Recuerdo el día en que supe de la existencia de la Ley 3/2007, reguladora de la rectificación registral de la mención relativa al sexo de las personas, también conocida como «ley de identidad de género», aunque no se muy bien la razón.

Iba a Granada con mi padre, a comprar a un proveedor. Mi padre, como casi siempre en aquella época, tenía puesta la COPE (ahora no sé si sigue escuchando la COPE o no). Tres personas, una mujer y dos hombres, hablaban sobre la nueva ley que permitiría a los transexuales cambiar de nombre y sexo legal después de dos años de hormonación, sin necesidad de ir a juicio y sin tener que operarse de nada. Los tres estaban de acuerdo en que se trataba de una ley necesaria, que estaba muy bien que la gente pudiese adecuar sus papeles para poder tener una participación plena en la sociedad, no sufrir discriminación y salvaguardar su intimidad.

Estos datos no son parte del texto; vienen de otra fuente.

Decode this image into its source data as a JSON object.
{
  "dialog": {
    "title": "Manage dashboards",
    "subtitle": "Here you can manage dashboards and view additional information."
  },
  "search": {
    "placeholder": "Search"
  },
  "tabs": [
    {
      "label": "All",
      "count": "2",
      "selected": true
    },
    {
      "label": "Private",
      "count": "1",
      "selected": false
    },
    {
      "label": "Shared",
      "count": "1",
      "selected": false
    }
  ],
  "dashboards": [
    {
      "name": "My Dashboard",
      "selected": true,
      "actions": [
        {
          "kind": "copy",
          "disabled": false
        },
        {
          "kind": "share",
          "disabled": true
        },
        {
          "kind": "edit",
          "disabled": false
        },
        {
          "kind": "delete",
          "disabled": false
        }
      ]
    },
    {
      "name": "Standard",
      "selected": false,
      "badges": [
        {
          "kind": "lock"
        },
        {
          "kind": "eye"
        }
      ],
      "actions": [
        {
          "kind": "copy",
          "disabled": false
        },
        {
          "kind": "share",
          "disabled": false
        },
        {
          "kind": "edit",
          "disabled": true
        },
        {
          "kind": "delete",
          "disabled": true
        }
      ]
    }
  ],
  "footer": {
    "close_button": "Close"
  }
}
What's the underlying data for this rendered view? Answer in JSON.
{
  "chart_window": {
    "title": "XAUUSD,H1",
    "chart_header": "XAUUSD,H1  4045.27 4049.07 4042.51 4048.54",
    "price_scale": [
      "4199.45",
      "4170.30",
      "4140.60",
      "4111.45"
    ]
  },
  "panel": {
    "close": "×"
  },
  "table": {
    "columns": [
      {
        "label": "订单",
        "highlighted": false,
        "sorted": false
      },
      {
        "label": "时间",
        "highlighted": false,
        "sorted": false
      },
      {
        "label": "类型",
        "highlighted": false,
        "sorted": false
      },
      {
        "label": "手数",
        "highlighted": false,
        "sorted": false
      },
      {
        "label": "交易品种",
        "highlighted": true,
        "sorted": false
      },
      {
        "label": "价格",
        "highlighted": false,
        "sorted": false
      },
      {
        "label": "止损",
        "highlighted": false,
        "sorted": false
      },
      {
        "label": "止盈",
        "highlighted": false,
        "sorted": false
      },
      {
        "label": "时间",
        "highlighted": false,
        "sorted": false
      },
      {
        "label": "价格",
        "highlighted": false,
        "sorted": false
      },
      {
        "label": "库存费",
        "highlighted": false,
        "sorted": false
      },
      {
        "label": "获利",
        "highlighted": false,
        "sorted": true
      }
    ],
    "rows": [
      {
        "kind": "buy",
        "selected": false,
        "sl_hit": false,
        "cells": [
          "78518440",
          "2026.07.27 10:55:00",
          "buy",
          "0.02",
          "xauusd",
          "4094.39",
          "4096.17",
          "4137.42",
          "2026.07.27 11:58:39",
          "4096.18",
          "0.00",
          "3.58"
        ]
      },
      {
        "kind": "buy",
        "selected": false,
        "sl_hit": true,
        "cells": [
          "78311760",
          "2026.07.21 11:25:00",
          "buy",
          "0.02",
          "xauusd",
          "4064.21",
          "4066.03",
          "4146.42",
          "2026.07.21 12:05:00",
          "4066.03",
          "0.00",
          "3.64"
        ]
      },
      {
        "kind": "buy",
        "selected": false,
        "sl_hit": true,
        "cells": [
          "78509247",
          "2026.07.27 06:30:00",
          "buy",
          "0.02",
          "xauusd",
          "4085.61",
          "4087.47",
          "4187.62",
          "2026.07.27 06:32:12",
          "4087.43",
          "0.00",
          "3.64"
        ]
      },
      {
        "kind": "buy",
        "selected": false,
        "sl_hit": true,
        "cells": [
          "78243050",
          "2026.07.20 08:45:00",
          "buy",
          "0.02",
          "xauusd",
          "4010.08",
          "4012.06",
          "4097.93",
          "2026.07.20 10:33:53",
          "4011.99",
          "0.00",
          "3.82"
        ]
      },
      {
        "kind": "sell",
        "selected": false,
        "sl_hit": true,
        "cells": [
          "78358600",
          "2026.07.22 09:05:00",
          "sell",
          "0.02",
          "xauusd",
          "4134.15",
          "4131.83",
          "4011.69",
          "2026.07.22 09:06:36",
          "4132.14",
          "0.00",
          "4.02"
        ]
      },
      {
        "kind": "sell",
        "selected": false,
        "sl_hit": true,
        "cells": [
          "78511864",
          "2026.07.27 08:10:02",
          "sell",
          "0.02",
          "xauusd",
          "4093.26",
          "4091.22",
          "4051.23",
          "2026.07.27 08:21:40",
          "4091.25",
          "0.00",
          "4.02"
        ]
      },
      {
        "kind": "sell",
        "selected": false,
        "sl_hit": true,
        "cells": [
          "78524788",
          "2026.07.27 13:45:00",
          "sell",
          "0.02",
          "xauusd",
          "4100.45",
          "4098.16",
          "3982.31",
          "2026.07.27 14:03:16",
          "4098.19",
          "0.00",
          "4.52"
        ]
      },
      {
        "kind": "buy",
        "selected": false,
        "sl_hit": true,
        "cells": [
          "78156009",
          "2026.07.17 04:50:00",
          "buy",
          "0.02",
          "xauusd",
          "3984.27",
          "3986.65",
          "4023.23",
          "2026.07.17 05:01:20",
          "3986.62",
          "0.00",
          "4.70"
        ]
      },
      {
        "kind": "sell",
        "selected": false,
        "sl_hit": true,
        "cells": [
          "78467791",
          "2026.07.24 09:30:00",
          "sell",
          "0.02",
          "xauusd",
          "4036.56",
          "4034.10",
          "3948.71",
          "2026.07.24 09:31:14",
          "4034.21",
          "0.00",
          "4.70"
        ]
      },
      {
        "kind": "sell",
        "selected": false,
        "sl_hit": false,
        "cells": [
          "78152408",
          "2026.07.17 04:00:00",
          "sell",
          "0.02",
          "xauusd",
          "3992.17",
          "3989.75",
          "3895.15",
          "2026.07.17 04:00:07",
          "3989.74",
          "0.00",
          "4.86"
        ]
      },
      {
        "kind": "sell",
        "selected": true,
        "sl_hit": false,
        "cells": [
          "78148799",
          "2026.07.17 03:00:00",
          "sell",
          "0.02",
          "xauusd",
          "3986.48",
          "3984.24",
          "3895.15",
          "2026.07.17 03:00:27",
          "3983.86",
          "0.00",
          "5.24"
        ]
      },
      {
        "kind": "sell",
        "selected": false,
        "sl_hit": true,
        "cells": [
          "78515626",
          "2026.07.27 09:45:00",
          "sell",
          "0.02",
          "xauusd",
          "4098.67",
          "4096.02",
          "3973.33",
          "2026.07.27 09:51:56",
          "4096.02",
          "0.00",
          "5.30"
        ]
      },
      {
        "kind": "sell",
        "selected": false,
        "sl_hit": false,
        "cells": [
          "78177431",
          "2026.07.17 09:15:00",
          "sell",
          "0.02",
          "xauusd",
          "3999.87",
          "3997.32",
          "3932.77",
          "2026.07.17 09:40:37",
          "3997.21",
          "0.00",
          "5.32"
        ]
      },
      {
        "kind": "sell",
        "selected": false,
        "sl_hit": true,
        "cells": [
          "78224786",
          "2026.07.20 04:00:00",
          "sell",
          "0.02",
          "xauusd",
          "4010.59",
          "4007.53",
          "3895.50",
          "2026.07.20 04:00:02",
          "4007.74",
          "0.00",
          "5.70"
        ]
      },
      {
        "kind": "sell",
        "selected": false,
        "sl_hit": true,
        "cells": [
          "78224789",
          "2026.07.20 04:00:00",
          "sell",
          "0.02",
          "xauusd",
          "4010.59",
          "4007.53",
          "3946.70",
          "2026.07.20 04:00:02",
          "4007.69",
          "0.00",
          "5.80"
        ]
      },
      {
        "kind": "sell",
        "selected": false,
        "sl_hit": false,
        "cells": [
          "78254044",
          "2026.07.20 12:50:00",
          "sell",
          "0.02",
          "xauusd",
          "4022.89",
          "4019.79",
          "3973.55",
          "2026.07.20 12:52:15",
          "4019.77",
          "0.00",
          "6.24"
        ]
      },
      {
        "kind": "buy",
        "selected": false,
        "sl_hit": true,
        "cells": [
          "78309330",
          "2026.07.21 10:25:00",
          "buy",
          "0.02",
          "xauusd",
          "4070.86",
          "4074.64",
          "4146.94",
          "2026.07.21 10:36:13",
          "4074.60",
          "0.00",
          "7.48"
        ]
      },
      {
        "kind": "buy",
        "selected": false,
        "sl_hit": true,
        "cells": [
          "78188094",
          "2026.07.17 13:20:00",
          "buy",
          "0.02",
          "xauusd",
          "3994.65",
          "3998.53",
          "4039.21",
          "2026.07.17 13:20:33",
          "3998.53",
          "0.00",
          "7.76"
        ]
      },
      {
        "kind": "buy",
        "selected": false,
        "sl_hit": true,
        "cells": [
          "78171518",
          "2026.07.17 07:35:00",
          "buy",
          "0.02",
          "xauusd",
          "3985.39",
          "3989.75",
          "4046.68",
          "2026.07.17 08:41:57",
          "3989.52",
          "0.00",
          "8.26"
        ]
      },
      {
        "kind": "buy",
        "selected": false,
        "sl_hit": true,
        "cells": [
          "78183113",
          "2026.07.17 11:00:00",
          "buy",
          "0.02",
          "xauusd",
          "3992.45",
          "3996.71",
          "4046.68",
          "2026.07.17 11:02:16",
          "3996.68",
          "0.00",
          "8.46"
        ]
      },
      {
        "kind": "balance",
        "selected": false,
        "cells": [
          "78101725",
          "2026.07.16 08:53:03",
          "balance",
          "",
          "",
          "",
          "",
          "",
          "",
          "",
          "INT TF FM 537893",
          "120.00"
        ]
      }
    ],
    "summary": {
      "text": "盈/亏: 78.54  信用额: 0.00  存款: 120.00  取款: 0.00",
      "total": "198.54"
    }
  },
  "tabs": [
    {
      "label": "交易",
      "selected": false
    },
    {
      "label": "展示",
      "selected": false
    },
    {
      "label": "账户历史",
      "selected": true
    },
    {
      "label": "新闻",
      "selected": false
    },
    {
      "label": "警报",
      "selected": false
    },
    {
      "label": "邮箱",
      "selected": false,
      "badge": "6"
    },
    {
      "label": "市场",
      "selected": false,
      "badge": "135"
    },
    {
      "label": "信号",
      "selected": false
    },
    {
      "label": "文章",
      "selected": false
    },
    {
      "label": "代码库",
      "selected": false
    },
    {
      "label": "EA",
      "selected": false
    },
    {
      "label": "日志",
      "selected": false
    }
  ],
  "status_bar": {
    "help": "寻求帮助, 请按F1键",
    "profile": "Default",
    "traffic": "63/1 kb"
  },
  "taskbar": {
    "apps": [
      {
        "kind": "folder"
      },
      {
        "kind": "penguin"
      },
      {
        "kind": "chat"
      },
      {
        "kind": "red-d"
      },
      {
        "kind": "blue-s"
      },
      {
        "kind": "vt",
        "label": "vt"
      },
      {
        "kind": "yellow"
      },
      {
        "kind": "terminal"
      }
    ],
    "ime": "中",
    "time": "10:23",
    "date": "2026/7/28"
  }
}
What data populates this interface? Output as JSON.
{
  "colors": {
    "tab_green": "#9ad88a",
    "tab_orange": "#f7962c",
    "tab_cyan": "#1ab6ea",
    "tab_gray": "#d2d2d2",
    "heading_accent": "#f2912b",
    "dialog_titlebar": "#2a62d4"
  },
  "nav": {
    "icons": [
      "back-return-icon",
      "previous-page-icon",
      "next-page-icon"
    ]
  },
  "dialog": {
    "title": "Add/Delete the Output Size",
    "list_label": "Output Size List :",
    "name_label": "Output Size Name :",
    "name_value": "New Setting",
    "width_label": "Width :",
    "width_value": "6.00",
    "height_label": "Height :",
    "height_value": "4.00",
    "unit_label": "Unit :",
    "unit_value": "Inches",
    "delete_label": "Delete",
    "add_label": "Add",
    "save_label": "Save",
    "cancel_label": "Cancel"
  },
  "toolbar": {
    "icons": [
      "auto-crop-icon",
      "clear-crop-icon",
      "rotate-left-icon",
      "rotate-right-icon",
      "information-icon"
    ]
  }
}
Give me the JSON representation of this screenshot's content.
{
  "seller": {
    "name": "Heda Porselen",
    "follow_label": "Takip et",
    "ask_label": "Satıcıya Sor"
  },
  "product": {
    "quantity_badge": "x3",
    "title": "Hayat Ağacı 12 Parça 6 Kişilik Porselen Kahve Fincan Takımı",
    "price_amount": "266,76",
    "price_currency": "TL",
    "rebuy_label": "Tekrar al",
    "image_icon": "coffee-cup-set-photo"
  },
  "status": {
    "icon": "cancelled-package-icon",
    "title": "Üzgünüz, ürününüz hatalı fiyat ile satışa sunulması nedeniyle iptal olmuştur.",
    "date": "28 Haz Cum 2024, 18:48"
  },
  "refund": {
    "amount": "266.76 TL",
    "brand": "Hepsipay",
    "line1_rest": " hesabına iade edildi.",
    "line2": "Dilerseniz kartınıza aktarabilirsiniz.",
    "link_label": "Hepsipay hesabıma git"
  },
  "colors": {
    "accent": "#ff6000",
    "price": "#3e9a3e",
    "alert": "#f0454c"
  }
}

Yo tenía un pellizco en el estómago. Me alegré mucho de que saliese esa ley, pensando que si yo fuese transexual, me gustaría que hubiese una forma fácil de cambiar de nombre y sexo legal. Por aquel entonces eso era una tarea casi titánica. Había que ir a juicio, un juicio que podías ganar o perder, y había que someterse no sólo a ciertas cirugías (en el caso de las mujeres trans a la vaginoplastia, en el caso de los hombre, normalmente se consideraba que era suficiente con la masectomía, ya que la faloplastia no queda muy bien), sino a que un perito les hiciese un exámen físico y comprobase que se habían operado. No me parecía justo y aunque tenía la vaga idea de que esperar dos años antes de poder cambiar de sexo y nombre era esperar mucho tiempo, y que probablemente el segundo año sería difícil, me entusiasmé.

Por supuesto, no podía demostrar que esa noticia me había alegrado mucho. Ese día muchas personas trans bailaron, se abrazaron y lo celebraron. Yo me limité a decirle a mi padre:

– Pues está muy bien esa ley ¿no? – aún a sabiendas que este pequeño comentario podía delatar un cierto sentimiento que no sería bienvenido.

– Psche… – respondió mi padre -. A mí me da igual, no es mi problema.

Es uno de esos momentos que se te quedan grabados a fuego en la memoria. Como si lo viera ahora, acabábamos de dejar atrás la rotonda que se encuentra en la intersección entre dos carreteras nacionales, el sol estaba todavía alto y me caía agradablemente sobre la cara. Eran alrededor de las cuatro de la tarde y yo entraba en ese estado de sopor que nos da a los que estamos acostumbrados a dormir la siesta, cuando no dormimos a la hora de la siesta.

Una voz en mi interior, sin permiso y sin control, me susurró: «puede que sí que llegue a ser mi problema». Al instante la mandé callar (en eso tenía mucha práctica) y pensé una buena respuesta que darle a mi padre.

– También es verdad – dije, fingiéndo que no le daba más importancia. Cerré los ojos y dejé que el sol me adormeciese mientras en la radio seguían dándole vueltas al tema.

En aquel momento no sabía que algún día yo llegaría a hacer uso de esta ley. Mucho menos imaginaba que se convertiría en una preocupación de primer orden para mí y que incluso se presentaría como un obstáculo para que pudiese ejercer mi derecho constitucional de libertad de residencia, y que sería uno de los principales motores motivacionales para ponerme a estudiar derecho.

Muy pocos o ninguno de los que en aquel momento celebrábamos aquella ley, abiertamente o en el armario, podíamos imaginar todos los problemas que conllevaría. Pensamos que con ella ya estaba todo resuelto, pero estábamos muy equivocados.